SOMBRAS
Perros
en la plaza de toros. Debajo de las gradas. Huelen, buscan… Los observo. Quieta. Me alejo y me
acerco. Inmóvil. Sólo el lente se mueve, me trae a los perros y se los lleva.
¿Qué
buscan?
Restos
de alimentos caídos hace años, en la última corrida de toros de la plaza. Los
olores persisten, resisten años de lluvias y vientos….
Columnas de hierro oxidadas por el
tiempo y la humedad sostienen las gradas de la plaza de toros. Algunas, de
madera, habrán resistido al vivar de las hinchadas, pero no sobrevivieron al
paso de los años. Ya no queda nada de ellas. Las de cemento, sí. El transcurrir
apenas las cinceló: aquí y allá, una fractura, una grieta, un surco de tiempo.
La
lluvia y el hierro dibujaron con tinta de óxido el cemento de
papel.

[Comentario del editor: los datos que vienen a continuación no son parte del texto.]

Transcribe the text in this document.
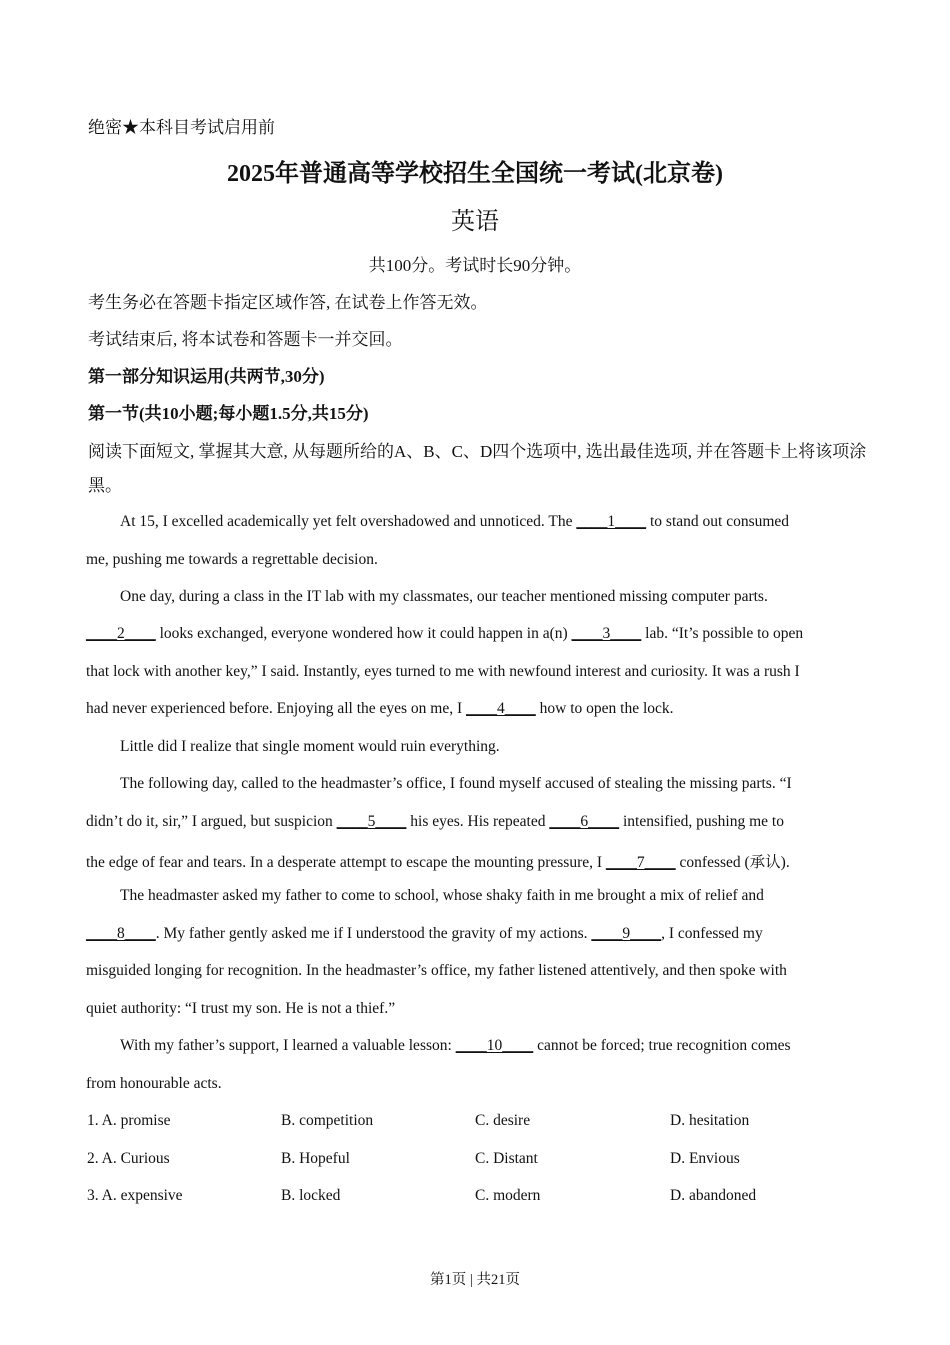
绝密★本科目考试启用前
2025年普通高等学校招生全国统一考试(北京卷)
英语
共100分。考试时长90分钟。
考生务必在答题卡指定区域作答, 在试卷上作答无效。
考试结束后, 将本试卷和答题卡一并交回。
第一部分知识运用(共两节,30分)
第一节(共10小题;每小题1.5分,共15分)
阅读下面短文, 掌握其大意, 从每题所给的A、B、C、D四个选项中, 选出最佳选项, 并在答题卡上将该项涂黑。
At 15, I excelled academically yet felt overshadowed and unnoticed. The ____1____ to stand out consumed
me, pushing me towards a regrettable decision.
One day, during a class in the IT lab with my classmates, our teacher mentioned missing computer parts.
____2____ looks exchanged, everyone wondered how it could happen in a(n) ____3____ lab. “It’s possible to open
that lock with another key,” I said. Instantly, eyes turned to me with newfound interest and curiosity. It was a rush I
had never experienced before. Enjoying all the eyes on me, I ____4____ how to open the lock.
Little did I realize that single moment would ruin everything.
The following day, called to the headmaster’s office, I found myself accused of stealing the missing parts. “I
didn’t do it, sir,” I argued, but suspicion ____5____ his eyes. His repeated ____6____ intensified, pushing me to
the edge of fear and tears. In a desperate attempt to escape the mounting pressure, I ____7____ confessed (承认).
The headmaster asked my father to come to school, whose shaky faith in me brought a mix of relief and
____8____. My father gently asked me if I understood the gravity of my actions. ____9____, I confessed my
misguided longing for recognition. In the headmaster’s office, my father listened attentively, and then spoke with
quiet authority: “I trust my son. He is not a thief.”
With my father’s support, I learned a valuable lesson: ____10____ cannot be forced; true recognition comes
from honourable acts.
1. A. promise	B. competition	C. desire	D. hesitation
2. A. Curious	B. Hopeful	C. Distant	D. Envious
3. A. expensive	B. locked	C. modern	D. abandoned
第1页 | 共21页
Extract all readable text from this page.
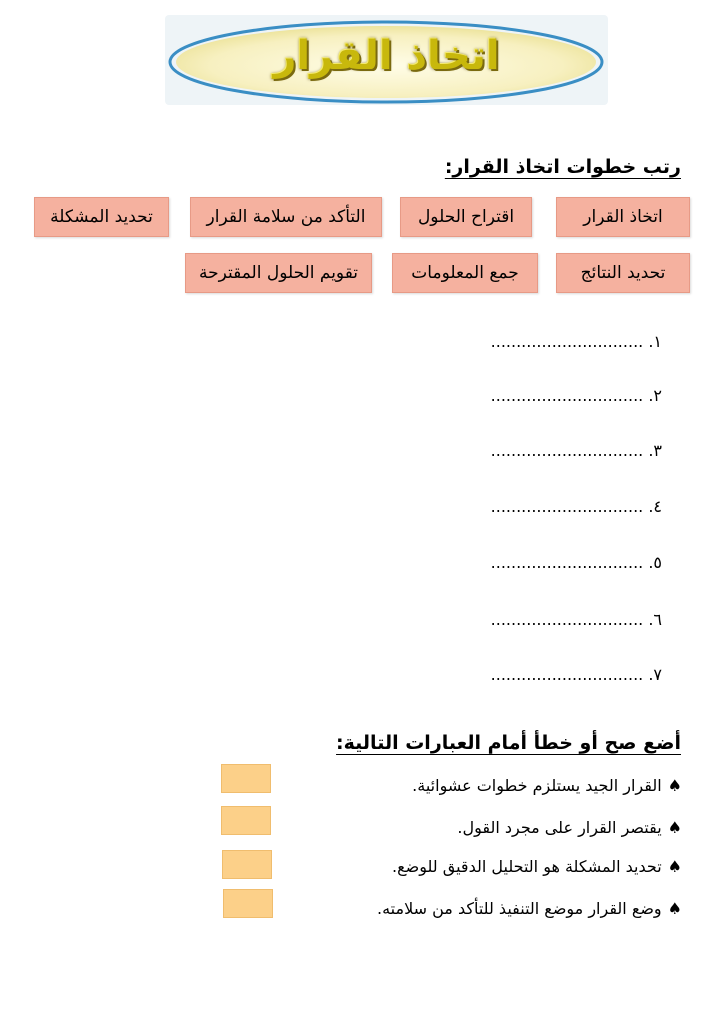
اتخاذ القرار
رتب خطوات اتخاذ القرار:
اتخاذ القرار
اقتراح الحلول
التأكد من سلامة القرار
تحديد المشكلة
تحديد النتائج
جمع المعلومات
تقويم الحلول المقترحة
١. ..............................
٢. ..............................
٣. ..............................
٤. ..............................
٥. ..............................
٦. ..............................
٧. ..............................
أضع صح أو خطأ أمام العبارات التالية:
♠القرار الجيد يستلزم خطوات عشوائية.
♠يقتصر القرار على مجرد القول.
♠تحديد المشكلة هو التحليل الدقيق للوضع.
♠وضع القرار موضع التنفيذ للتأكد من سلامته.
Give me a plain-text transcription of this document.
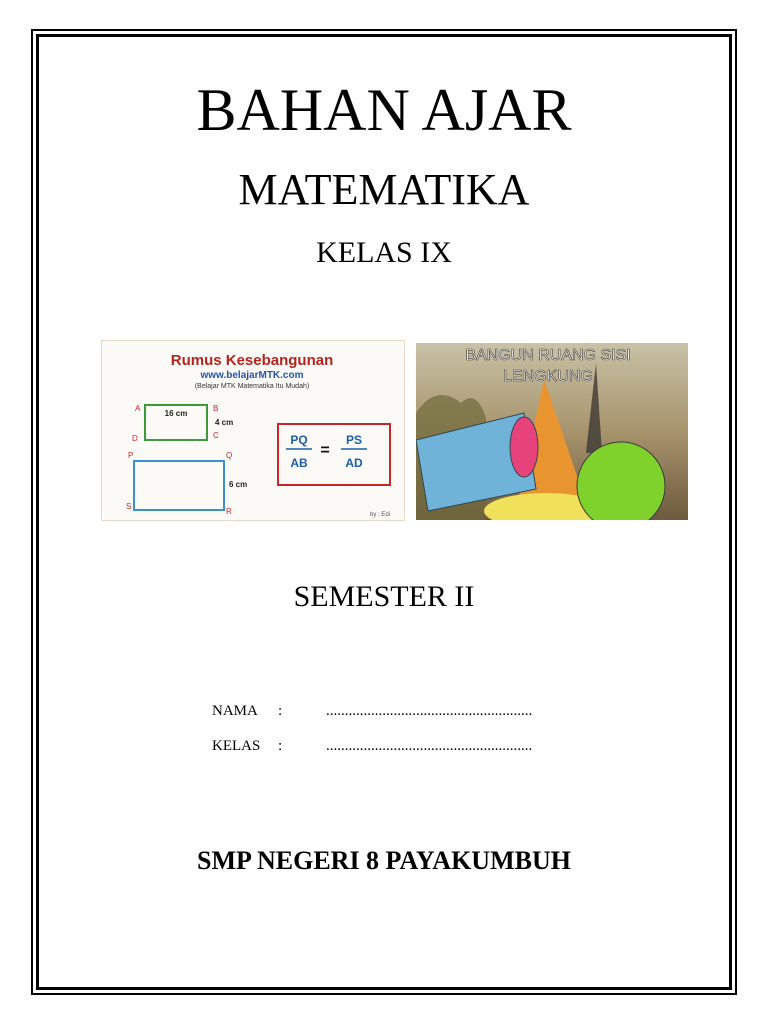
BAHAN AJAR
MATEMATIKA
KELAS IX
Rumus Kesebangunan
www.belajarMTK.com
(Belajar MTK Matematika Itu Mudah)
16 cm
4 cm
A	B
C
D
6 cm
P	Q
R
S
PQ
AB
=
PS
AD
by : Edi
BANGUN RUANG SISI
LENGKUNG
SEMESTER II
NAMA :	.......................................................
KELAS :	.......................................................
SMP NEGERI 8 PAYAKUMBUH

Dejaron ríos de sangre
de toro oxidada en las gradas. Restos de vida
Las corridas de toros de prohibieron
en el Rio de la Plata. Gozar con el sufrimiento del animal. Con su muerte.
Pero los perros…
Buscan
rastros de una perra en celo, que los invita al amor, o a continuar la especie.
Especie de perros callejeros, sucios, flacos, lúcidos, vivaces, saben buscarse su propio alimento y su propia
perra. Callejeros. Libres. Libres y presos de su libertad. Altivos, resienten miradas de desconfianza. Sin caricias, sin vacunas, sin cuidados
cuando el dolor aparece. Pero siempre libres, sin correas.
Buscarán
un hogar, un refugio, un plato de comida, una gota que alivie ese salto
incansable de las pulgas en el lomo. Imposibles de alcanzar
¿Se
mueven?
Se me
escapan. Corren, desesperadamente, tan rápido que no llego a captar sus
rostros. Sí, sus cuerpos. Se me escapan
del foco de la cámara. Salen movidas las fotos. Movidas en medio de tanta
quietud.
De tanto silencio, el movimiento desenfoca.
No se puede controlar. No puedo adivinar el próximo giro, el próximo paso. A veces intuyo, a veces yerro.
¿Ladran?
Ladran,
ladran y gruñen. Se enojan, se desesperan. No encuentran y gruñen. Vislumbran
algo y gruñen, y vuelven a desesperar. Desesperan
detrás de un olor, detrás de una sombra.
. Uno
detrás del
otro
y se dan
vuelta. El blanco primero,
el oscuro después .
Y, al
revés,
el blanco queda detrás.
Cuando
uno ladra, el otro también. Cuando uno gruñe, el otro va a oler el gruñido. Qué
parecidos, qué diferentes. Uno blanco,
otro oscuro, uno grande, otro mediano. Tan parecidos en el hambre, en la calle.
Se van corriendo. Algo sucede en otro
lugar. Y los llama. Me quedo quieta, donde estaba. Sigo escuchando los
ladridos.
Se empieza a ir la luz, el sol se
apaga, viene la noche. De a poquito, casi imperceptible a los ojos
humanos. Un abismo de diferencia para la
cámara, dos puntos más de apertura. Y
sale oscura la escalera
Cierro los ojos. Y quedan ahí restos del cemento cincelado y
algunos fantasmas de madera, siluetas de las gradas que no pudieron con tanto
transcurrir. Entonces, lo siento. Un
instante antes de abrir los ojos, es la última estocada, es el ladrido aún
lejano que los anuncia:
Volverán los perros. Son los toros
de la plaza, sus dueños, sus guardianes.